Open
Description
Environment details
- OS type and version: macOS, Ventura 13.5.2.
- Python version:
python --version
3.10.12 - pip version:
pip --version
pip 23.2.1 from /Users/awd/mambaforge/envs/AMPMatrixRecovery/lib/python3.10/site-packages/pip (python 3.10) pandas-gbq
version:pip show pandas-gbq
Name: pandas-gbq
Version: 0.19.2
Summary: Google BigQuery connector for pandas
Home-page: https://github.com/googleapis/python-bigquery-pandas
Author: pandas-gbq authors
Author-email: [email protected]
License: BSD-3-Clause
Location: /Users/awd/mambaforge/envs/AMPMatrixRecovery/lib/python3.10/site-packages
Requires: db-dtypes, google-api-core, google-auth, google-auth-oauthlib, google-cloud-bigquery, google-cloud-bigquery-storage, numpy, pandas, pyarrow, pydata-google-auth, setuptools
Required-by: EMS
Steps to reproduce
- Run lots of jobs, write to GBQ 100,000+ times. In this case, the write to GBQ has succeeded for many thousands of rows.
- twice it has stalled and needed to be interrupted.
Code example
The DB is already set up in this method and the credentials are not None
. The stall happens in the df.to_gbq()
call. No exception is thrown to be caught.
def _push_to_database(self):
df = pd.concat(self.results)
# Store remotely for flexibility.
if self.remote is not None:
try:
with self.remote.connect() as rdb:
df.to_sql(self.table_name, rdb, if_exists='append', method='multi')
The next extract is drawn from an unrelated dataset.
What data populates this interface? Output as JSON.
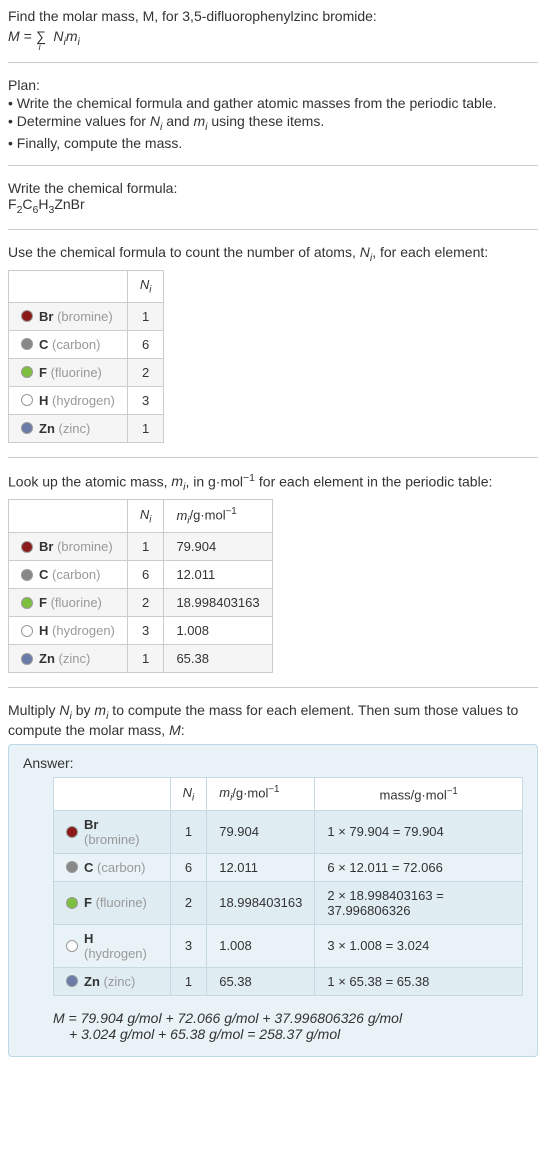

except SQLAlchemyError as e:
logging.error("%s", e)
if self.credentials is not None:
try:
df.to_gbq(f'EMS.{self.table_name}',
if_exists='append',
progress_bar=False,
credentials=self.credentials)
except pandas_gbq.exceptions.GenericGBQException as e:
logging.error("%s", e)
elif self.project_id is not None:
try:
df.to_gbq(f'EMS.{self.table_name}',
if_exists='append',
progress_bar=False,
project_id=self.project_id)
except pandas_gbq.exceptions.GenericGBQException as e:
logging.error("%s", e)
# Store locally for durability.
with self.local.connect() as ldb:
df.to_sql(self.table_name, ldb, if_exists='append', method='multi')
self.results = []
Stack trace
Traceback (most recent call last):
File "/Users/awd/Projects/MultiverseExperiments/AMP_matrix_recovery/run_amp_normal_bayes.py", line 494, in <module>
do_coiled_experiment('exp_dicts/AMP_matrix_recovery_normal_bayes_3_2.json')
File "/Users/awd/Projects/MultiverseExperiments/AMP_matrix_recovery/run_amp_normal_bayes.py", line 449, in do_coiled_experiment
do_on_cluster(exp, run_amp_instance, client, credentials=get_gbq_credentials())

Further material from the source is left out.